Richter Andreas Böhm lässt gegenüber einem Polizisten, der einem Mann mit pfefferpraybenetztem Handschuh über das Gesicht gefahren ist, Milde walten.

Foto: Andy Urban

Wien – Für Martin Riedl, Verteidiger von Chefinspektor T., ist die Sachlage klar: "Das ist ein Fall, der geradezu nach einer Diversion schreit!", argumentiert er in seinem Eröffnungsplädoyer, an Richter Andreas Böhm gerichtet. Riedls Mandant, ein 42-jähriger Polizist, soll laut Anklage am Nachmittag des 23. März einen Obdachlosen am Körper verletzt haben, indem er ihm mit einem Handschuh, auf den er zunächst Pfefferspray gesprüht hat, über das Gesicht gefahren ist.

Zweiter Anklagepunkt: Nachdem die "bizarre Aktion", wie Richter Böhm es nennt, aufgeflogen ist, soll T. einen Aktenvermerk verfasst haben, in dem er nachträglich einen Pfeffersprayeinsatz bei völlig anderer Gelegenheit festhielt. Aus Sicht der Anklagebehörde war das erfunden und daher eine Beweismittelfälschung.

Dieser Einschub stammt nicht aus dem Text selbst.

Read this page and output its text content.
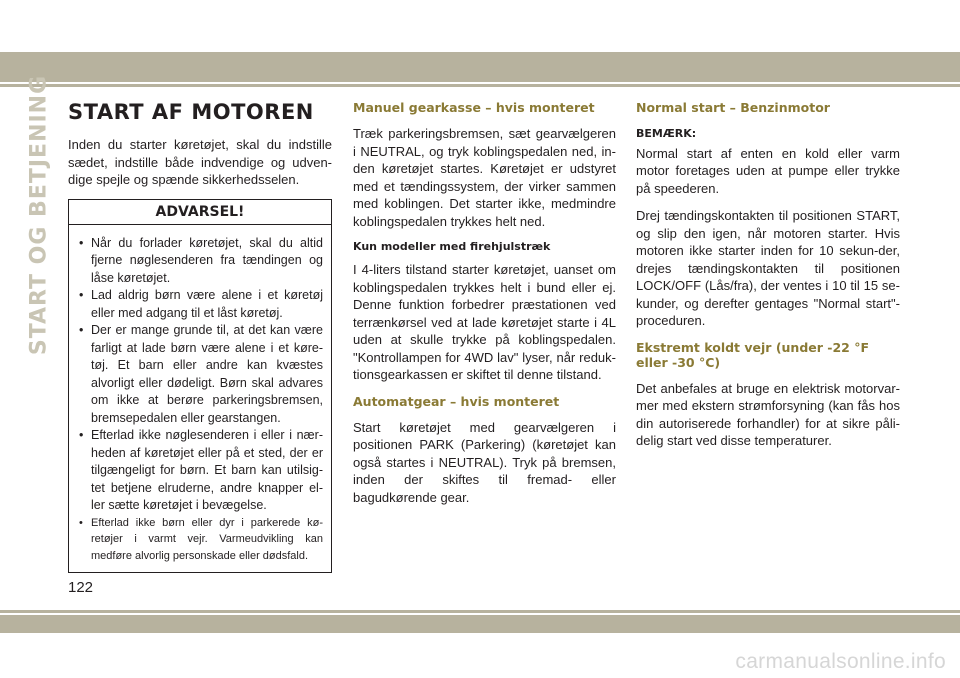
START OG BETJENING START AF MOTOREN

Inden du starter køretøjet, skal du indstille sædet, indstille både indvendige og udven-dige spejle og spænde sikkerhedsselen.

ADVARSEL!
• Når du forlader køretøjet, skal du altid fjerne nøglesenderen fra tændingen og låse køretøjet.
• Lad aldrig børn være alene i et køretøj eller med adgang til et låst køretøj.
• Der er mange grunde til, at det kan være farligt at lade børn være alene i et køre-tøj. Et barn eller andre kan kvæstes alvorligt eller dødeligt. Børn skal advares om ikke at berøre parkeringsbremsen, bremsepedalen eller gearstangen.
• Efterlad ikke nøglesenderen i eller i nær-heden af køretøjet eller på et sted, der er tilgængeligt for børn. Et barn kan utilsig-tet betjene elruderne, andre knapper el-ler sætte køretøjet i bevægelse.
• Efterlad ikke børn eller dyr i parkerede kø-retøjer i varmt vejr. Varmeudvikling kan medføre alvorlig personskade eller dødsfald.
Manuel gearkasse – hvis monteret

Træk parkeringsbremsen, sæt gearvælgeren i NEUTRAL, og tryk koblingspedalen ned, in-den køretøjet startes. Køretøjet er udstyret med et tændingssystem, der virker sammen med koblingen. Det starter ikke, medmindre koblingspedalen trykkes helt ned.

Kun modeller med firehjulstræk

I 4-liters tilstand starter køretøjet, uanset om koblingspedalen trykkes helt i bund eller ej. Denne funktion forbedrer præstationen ved terrænkørsel ved at lade køretøjet starte i 4L uden at skulle trykke på koblingspedalen. "Kontrollampen for 4WD lav" lyser, når reduk-tionsgearkassen er skiftet til denne tilstand.

Automatgear – hvis monteret

Start køretøjet med gearvælgeren i positionen PARK (Parkering) (køretøjet kan også startes i NEUTRAL). Tryk på bremsen, inden der skiftes til fremad- eller bagudkørende gear.

Normal start – Benzinmotor

BEMÆRK:
Normal start af enten en kold eller varm motor foretages uden at pumpe eller trykke på speederen.

Drej tændingskontakten til positionen START, og slip den igen, når motoren starter. Hvis motoren ikke starter inden for 10 sekun-der, drejes tændingskontakten til positionen LOCK/OFF (Lås/fra), der ventes i 10 til 15 se-kunder, og derefter gentages "Normal start"-proceduren.

Ekstremt koldt vejr (under -22 °F eller -30 °C)

Det anbefales at bruge en elektrisk motorvar-mer med ekstern strømforsyning (kan fås hos din autoriserede forhandler) for at sikre påli-delig start ved disse temperaturer.

122
carmanualsonline.info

Schwerpunktkontrolle bei Tageszentrum

Der Angeklagte gibt sich zerknirscht und bekennt sich schuldig. Er habe damals mit einem Kollegen und einer Kollegin eine Schwerpunktkontrolle vor einem Tageszentrum für Obdachlose durchgeführt, erzählt er. Dabei sei das spätere Opfer aufgefallen, da der Mann ein Sackerl unter einem Zaun durchschob.

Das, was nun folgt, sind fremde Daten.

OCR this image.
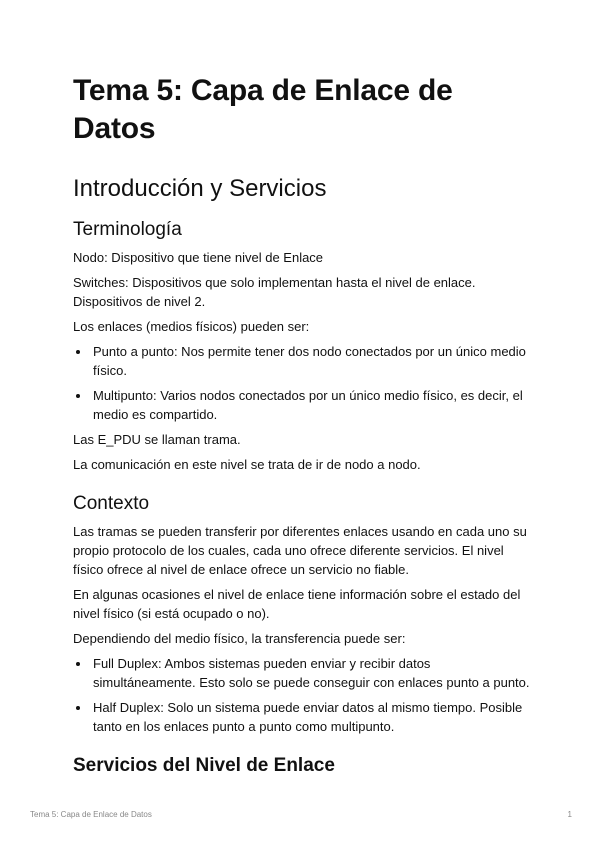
Tema 5: Capa de Enlace de Datos
Introducción y Servicios
Terminología

Nodo: Dispositivo que tiene nivel de Enlace

Switches: Dispositivos que solo implementan hasta el nivel de enlace. Dispositivos de nivel 2.

Los enlaces (medios físicos) pueden ser:

• Punto a punto: Nos permite tener dos nodo conectados por un único medio físico.
• Multipunto: Varios nodos conectados por un único medio físico, es decir, el medio es compartido.

Las E_PDU se llaman trama.

La comunicación en este nivel se trata de ir de nodo a nodo.

Contexto

Las tramas se pueden transferir por diferentes enlaces usando en cada uno su propio protocolo de los cuales, cada uno ofrece diferente servicios. El nivel físico ofrece al nivel de enlace ofrece un servicio no fiable.

En algunas ocasiones el nivel de enlace tiene información sobre el estado del nivel físico (si está ocupado o no).

Dependiendo del medio físico, la transferencia puede ser:

• Full Duplex: Ambos sistemas pueden enviar y recibir datos simultáneamente. Esto solo se puede conseguir con enlaces punto a punto.
• Half Duplex: Solo un sistema puede enviar datos al mismo tiempo. Posible tanto en los enlaces punto a punto como multipunto.
Servicios del Nivel de Enlace
Tema 5: Capa de Enlace de Datos	1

"Wir wollten das kontrollieren, ob dort Drogen drinnen sind. Es waren aber nur Alkoholika und Zigaretten", erinnert T. sich. Der Beamtshandelte, der nur schlecht Deutsch sprach, wollte sein Eigentum zurück und sei den Beamten immer wieder nahe gekommen. Mehrmals habe man ihn an der Schulter zurückgeschubst, bei einem festeren Stoß sei der Mann plötzlich nach hinten umgefallen. "Er hat sterbender Schwan gespielt", ist der Angeklagte überzeugt, auch sein Kollege verwendet später als Zeuge genau diese Formulierung.

"Komplett ausg'setzt"

T. holte Einweghandschuhe, um einen "Schmerzreiz" bei dem Liegenden zu setzen – ihn also beispielsweise beim Ohr zu zwicken, um zu sehen, ob er bewusstlos ist. Reaktion gab es keine. "Dann hat's bei mir komplett ausg'setzt", formuliert es der Angeklagte. Er nahm seinen Pfefferspray vom Einsatzgurt, sprühte etwas auf den Handschuh und fuhr dem Reglosen damit über das Gesicht.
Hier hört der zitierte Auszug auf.